Nul ne peut participer à l'enseignement dans une école privée en dehors de la présence effective et continue, dans la salle même où il enseigne, de l'un des maîtres de l'école, s'il ne remplit pas les conditions d'âge exigées par l'article L. 921-1, et s'il n'est pourvu d'un titre de capacité de l'enseignement primaire.

Nul ne peut être directeur ou enseignant dans une école maternelle ou élémentaire privée s'il n'est Français ou ressortissant d'un autre Etat membre de la Communauté européenne ou d'un autre Etat partie à l'accord sur l'espace économique européen et s'il ne remplit, en outre, les conditions de capacité fixées par l'article L. 914-3 et les conditions d'âge établies par l'article L. 921-1.

Toutefois, les autres ressortissants étrangers remplissant les deux ordres de conditions précitées peuvent enseigner dans les écoles privées moyennant une autorisation donnée par le recteur, après avis du conseil académique de l'éducation nationale.

Les autres ressortissants étrangers munis seulement de titres de capacité étrangers doivent obtenir, au préalable, la déclaration d'équivalence de ces titres avec les brevets français.

Les conditions dans lesquelles cette équivalence peut être prononcée sont déterminées par décret, pris après avis du Conseil supérieur de l'éducation.

Dans le cas particulier des écoles exclusivement destinées à des enfants étrangers résidant en France, des dispenses de brevets de capacité peuvent être accordées par le recteur, après avis du conseil académique de l'éducation nationale, aux étrangers qui demandent à les diriger ou à y enseigner.

Nul ne peut être directeur d'un établissement d'enseignement technique privé s'il n'est Français ou ressortissant d'un autre Etat membre de la Communauté européenne ou d'un autre Etat partie à l'accord sur l'espace économique européen, âgé de vingt-cinq ans accomplis au moins et s'il ne justifie pas d'un des titres déterminés par décret, après avis du Conseil supérieur de l'éducation.
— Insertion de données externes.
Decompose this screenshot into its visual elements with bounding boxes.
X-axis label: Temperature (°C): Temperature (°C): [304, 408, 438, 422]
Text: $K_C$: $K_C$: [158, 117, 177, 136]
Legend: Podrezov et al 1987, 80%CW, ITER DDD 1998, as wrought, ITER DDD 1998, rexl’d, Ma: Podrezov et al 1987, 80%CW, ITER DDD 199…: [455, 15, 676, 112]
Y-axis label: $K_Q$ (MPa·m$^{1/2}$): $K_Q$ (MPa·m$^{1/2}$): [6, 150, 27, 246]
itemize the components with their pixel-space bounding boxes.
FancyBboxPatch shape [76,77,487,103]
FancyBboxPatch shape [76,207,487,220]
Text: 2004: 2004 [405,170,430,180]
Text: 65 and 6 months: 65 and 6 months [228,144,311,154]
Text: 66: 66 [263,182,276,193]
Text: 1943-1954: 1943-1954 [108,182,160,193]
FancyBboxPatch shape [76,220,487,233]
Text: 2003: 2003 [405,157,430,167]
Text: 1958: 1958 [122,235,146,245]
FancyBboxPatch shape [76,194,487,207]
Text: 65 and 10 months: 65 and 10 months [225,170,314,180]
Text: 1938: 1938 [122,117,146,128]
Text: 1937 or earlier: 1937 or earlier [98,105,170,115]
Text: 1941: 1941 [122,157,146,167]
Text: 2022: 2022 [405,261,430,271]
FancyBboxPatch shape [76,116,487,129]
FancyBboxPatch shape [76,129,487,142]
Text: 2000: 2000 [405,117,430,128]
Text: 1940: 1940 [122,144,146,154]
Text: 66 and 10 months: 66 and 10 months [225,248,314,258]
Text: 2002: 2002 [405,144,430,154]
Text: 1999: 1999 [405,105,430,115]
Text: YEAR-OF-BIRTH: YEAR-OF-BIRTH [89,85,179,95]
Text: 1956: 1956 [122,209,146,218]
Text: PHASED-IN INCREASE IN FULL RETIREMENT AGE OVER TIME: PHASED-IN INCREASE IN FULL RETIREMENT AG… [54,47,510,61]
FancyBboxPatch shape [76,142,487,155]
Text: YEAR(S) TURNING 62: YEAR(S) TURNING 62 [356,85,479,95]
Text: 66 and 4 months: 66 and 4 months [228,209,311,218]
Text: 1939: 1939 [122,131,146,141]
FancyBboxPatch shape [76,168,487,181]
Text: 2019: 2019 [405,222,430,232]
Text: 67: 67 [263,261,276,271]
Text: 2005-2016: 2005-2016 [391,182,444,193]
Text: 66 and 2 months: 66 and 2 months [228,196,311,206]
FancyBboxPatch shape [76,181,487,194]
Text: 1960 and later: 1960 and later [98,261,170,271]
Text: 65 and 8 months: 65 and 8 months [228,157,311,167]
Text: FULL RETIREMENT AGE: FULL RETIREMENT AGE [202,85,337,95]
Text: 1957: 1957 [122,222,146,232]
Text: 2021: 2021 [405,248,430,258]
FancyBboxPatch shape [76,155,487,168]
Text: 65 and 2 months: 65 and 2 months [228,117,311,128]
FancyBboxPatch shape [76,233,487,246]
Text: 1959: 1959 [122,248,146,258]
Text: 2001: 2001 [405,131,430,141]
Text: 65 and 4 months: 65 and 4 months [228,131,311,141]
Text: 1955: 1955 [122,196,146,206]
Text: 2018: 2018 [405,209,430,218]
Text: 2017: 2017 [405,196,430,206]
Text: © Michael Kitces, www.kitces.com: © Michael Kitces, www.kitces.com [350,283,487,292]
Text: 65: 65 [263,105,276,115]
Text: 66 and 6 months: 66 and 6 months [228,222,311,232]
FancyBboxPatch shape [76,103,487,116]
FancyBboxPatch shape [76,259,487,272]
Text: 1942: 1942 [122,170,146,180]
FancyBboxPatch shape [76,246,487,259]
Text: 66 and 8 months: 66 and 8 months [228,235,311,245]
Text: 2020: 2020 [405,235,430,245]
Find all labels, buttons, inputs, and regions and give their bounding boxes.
Nul ne peut être professeur dans un établissement d'enseignement technique privé s'il n'est Français ou ressortissant d'un autre Etat membre de la Communauté européenne ou d'un autre Etat partie à l'accord sur l'espace économique européen et s'il ne remplit les conditions d'âge et de capacité qui sont déterminées par décret, après avis du Conseil supérieur de l'éducation.

Toutefois, les autres ressortissants étrangers remplissant les conditions d'âge et de capacité requises peuvent être autorisés à enseigner dans un établissement d'enseignement technique privé, par décision spéciale et individuelle du recteur.
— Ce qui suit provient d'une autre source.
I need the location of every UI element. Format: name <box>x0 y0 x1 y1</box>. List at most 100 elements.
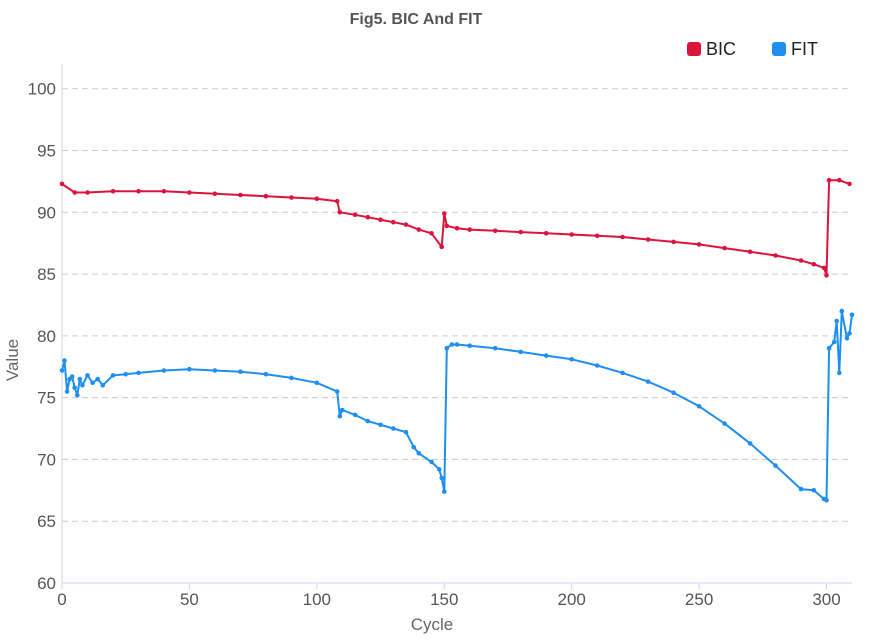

Toute personne attachée à l'enseignement dans un établissement d'enseignement privé du premier ou du second degré qui n'est pas lié à l'Etat par contrat ou dans un établissement d'enseignement supérieur privé peut, sur la plainte de l'autorité de l'Etat compétente en matière d'éducation, du représentant de l'Etat dans le département ou du ministère public, faire l'objet d'une procédure disciplinaire pour faute grave dans l'exercice de ses fonctions, inconduite ou immoralité ou lorsque son enseignement est contraire à la morale et aux lois ou, s'agissant d'un professeur d'un établissement d'enseignement supérieur privé, pour désordre grave occasionné ou toléré par lui dans son cours.

Après avis du conseil académique de l'éducation nationale réuni dans la formation prévue à l'article L. 234-2, le recteur d'académie peut lui infliger un blâme ou lui interdire l'exercice de sa profession temporairement ou définitivement, sans préjudice des peines encourues pour crimes ou délits prévus par le code pénal et indépendamment des poursuites pénales prévues aux articles L. 731-11 et L. 731-12 du présent code. L'enseignant du premier degré privé est interdit de l'exercice de sa profession, soit dans la commune où il exerce, soit dans le département, selon la gravité de la faute commise.

Le présent article est également applicable à tout chef d'établissement d'enseignement du premier ou du second degré privé ou d'enseignement technique privé, ainsi qu'à toute personne attachée à la surveillance d'un établissement d'enseignement privé du premier ou du second degré ou d'enseignement supérieur privé.